Global Center Support for Teachers During COVID-19
by Elisheva Cohen
Educators around the world bore the burden of the COVID-19 pandemic in a unique way as they were thrust into the role of first responder for children everywhere. Teachers were expected to dramatically and rapidly shift the way they do their job, while simultaneously attending to the social-emotional needs of their students, their students’ families, and themselves. With global and local partners, Global Center staff addressed these challenges through research and programming.
In order to better understand the impact of the pandemic on teachers’ practices and the ways in which they were responding to this global emergency, the Global Center’s Postdoctoral Fellow, Elisheva Cohen, in partnership with Laura Wangsness Willemsen, Assistant Professor of Education at Concordia University, St. Paul, launched a longitudinal study following elementary level teachers in a blue collar district in the suburban Midwest.
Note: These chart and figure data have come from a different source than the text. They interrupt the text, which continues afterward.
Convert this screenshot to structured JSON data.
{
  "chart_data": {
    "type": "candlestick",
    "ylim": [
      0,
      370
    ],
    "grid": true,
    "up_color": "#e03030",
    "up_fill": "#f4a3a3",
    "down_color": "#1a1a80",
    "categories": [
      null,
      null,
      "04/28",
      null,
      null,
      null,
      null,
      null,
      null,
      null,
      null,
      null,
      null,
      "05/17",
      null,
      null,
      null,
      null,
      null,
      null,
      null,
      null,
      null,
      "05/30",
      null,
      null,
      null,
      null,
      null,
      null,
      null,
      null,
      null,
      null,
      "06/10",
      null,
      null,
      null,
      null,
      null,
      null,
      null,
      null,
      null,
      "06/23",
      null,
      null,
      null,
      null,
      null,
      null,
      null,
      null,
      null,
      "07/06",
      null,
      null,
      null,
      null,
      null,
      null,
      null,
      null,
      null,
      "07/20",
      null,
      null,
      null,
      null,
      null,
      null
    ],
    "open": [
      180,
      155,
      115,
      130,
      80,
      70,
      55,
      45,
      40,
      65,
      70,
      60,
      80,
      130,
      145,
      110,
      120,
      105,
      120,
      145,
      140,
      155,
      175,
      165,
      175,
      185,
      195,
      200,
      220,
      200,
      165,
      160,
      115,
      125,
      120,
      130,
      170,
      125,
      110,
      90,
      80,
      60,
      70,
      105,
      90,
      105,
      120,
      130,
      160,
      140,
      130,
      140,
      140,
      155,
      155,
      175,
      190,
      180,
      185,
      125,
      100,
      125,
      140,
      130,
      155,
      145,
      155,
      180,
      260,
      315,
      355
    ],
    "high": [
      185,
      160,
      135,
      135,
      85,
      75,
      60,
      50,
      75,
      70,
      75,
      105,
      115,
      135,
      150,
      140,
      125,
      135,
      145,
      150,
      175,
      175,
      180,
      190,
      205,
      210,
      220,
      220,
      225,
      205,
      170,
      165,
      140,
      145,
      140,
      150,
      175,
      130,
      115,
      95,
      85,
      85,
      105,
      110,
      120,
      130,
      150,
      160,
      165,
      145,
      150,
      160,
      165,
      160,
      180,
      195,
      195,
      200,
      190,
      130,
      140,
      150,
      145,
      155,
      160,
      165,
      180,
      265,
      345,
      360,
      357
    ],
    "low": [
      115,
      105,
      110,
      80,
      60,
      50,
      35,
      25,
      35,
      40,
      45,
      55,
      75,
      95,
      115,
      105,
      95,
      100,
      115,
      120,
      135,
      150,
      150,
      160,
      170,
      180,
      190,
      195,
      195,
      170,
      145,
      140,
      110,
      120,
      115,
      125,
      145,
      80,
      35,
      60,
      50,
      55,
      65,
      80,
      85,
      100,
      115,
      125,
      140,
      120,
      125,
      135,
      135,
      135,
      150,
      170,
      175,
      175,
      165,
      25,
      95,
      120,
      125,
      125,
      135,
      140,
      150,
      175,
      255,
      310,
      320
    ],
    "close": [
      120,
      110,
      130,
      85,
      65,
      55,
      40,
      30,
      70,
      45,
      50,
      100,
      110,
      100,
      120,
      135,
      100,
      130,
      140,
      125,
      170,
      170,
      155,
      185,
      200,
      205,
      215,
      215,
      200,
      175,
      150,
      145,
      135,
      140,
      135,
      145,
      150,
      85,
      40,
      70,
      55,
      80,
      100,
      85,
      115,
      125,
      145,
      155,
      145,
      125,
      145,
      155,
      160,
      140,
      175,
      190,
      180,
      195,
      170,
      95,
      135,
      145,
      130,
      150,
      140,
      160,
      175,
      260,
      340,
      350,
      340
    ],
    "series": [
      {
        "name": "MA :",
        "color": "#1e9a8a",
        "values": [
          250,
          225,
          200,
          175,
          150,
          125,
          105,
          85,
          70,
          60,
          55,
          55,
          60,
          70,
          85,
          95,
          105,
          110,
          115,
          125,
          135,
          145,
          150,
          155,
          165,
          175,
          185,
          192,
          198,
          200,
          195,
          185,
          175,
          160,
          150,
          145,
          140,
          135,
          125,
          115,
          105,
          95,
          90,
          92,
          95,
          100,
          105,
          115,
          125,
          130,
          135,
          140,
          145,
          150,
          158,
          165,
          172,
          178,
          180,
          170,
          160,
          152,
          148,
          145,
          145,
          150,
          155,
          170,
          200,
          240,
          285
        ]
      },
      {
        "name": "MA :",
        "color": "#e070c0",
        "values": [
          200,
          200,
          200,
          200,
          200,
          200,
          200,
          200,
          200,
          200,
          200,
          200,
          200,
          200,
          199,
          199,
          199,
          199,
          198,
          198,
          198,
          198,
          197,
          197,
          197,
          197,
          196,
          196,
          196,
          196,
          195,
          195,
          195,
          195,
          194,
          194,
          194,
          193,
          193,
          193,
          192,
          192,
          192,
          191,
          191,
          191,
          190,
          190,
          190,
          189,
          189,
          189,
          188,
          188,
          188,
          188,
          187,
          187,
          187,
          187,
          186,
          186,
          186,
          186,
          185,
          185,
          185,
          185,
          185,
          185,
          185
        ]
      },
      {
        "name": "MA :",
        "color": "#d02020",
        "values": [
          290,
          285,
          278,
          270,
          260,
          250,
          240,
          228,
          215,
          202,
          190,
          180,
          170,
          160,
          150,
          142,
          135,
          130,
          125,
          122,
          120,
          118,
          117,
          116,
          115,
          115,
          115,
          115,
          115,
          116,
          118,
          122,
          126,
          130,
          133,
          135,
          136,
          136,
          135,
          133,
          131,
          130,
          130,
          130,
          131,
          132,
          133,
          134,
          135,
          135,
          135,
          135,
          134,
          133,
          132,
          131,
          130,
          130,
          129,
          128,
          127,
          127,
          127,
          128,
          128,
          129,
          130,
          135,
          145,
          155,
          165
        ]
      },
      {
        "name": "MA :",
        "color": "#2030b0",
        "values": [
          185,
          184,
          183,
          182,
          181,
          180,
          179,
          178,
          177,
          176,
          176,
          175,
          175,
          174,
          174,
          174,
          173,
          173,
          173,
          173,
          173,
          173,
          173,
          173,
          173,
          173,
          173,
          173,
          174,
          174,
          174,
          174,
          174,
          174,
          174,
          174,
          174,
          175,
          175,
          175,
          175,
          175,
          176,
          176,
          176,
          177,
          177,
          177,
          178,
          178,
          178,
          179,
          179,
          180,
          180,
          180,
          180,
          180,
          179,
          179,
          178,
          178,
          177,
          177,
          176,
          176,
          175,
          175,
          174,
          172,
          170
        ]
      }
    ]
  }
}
Preliminary findings show that teachers are pouring themselves into their work and increasing the amount of caring labor they do for their students and families, themselves, and their profession. As one kindergarten teacher explained, “I just care about how they’re doing as little people navigating their world.” Teachers are spending time into the night communicating with caregivers and finding new and creative ways to teach amidst new precautionary measures like social distancing. As teachers have grown care-worn over the past nine months, they need extra support from school leaders. Findings from this study have been published locally in Indiana here and in Minnesota here , nationally here , and internationally here
This research has received support from the Office of the Vice Provost for Research at IU as a part of their Coronavirus response funds and from the Educational Research Service Project from the American Educational Research Association. With this support, we have collaborated with the school district to share our findings through regular webinars, meetings, and workshops with district leadership and teachers.